Cross-sectional study design included household interviews. Caregivers of 780 children aged 6–72 months in Yurimaguas and 793 children of the same age in Moyobamba were included in the study. Caregivers were interviewed on health care seeking strategies (public/private sectors; formal/informal providers), and medication for their children in relation to reported symptoms and socio-economic status. Self-reported symptoms were classified into illnesses based on the IMCI algorithm (Integrated Management of Childhood Ilness). Wealth was used as a proxy indicator for the economic status. Wealth values were generated by Principal Component Analysis using household assets and characteristics.

Results

Significantly more caregivers from the least poor stratum consulted health professionals for cough/cold (p < 0.05: OR = 4.30) than the poorest stratum.
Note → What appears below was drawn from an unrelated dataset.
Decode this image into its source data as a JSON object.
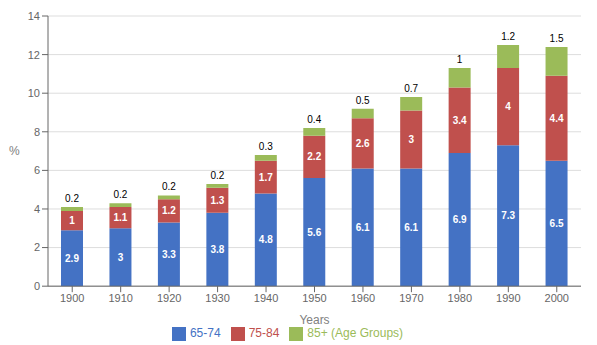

The poorest stratum used fewer antibiotics for cough/cold and for cough/cold + diarrhoea (16%, 38%, respectively) than the least poor stratum (31%, 52%, respectively). For pneumonia and/or dysentery, the poorest used significantly fewer antibiotics (16%) than the least poor (80%).

Conclusion

The poorest seek less care from health professionals for non-severe illnesses as well as for severe illnesses; and treatment with antibiotics is lacking for illnesses where it would be indicated. Caregivers frequently paid for health services as well as antibiotics, even though all children in the study qualified for free health care and medicines. The implementation of the Seguro Integral de Salud health insurance must be improved.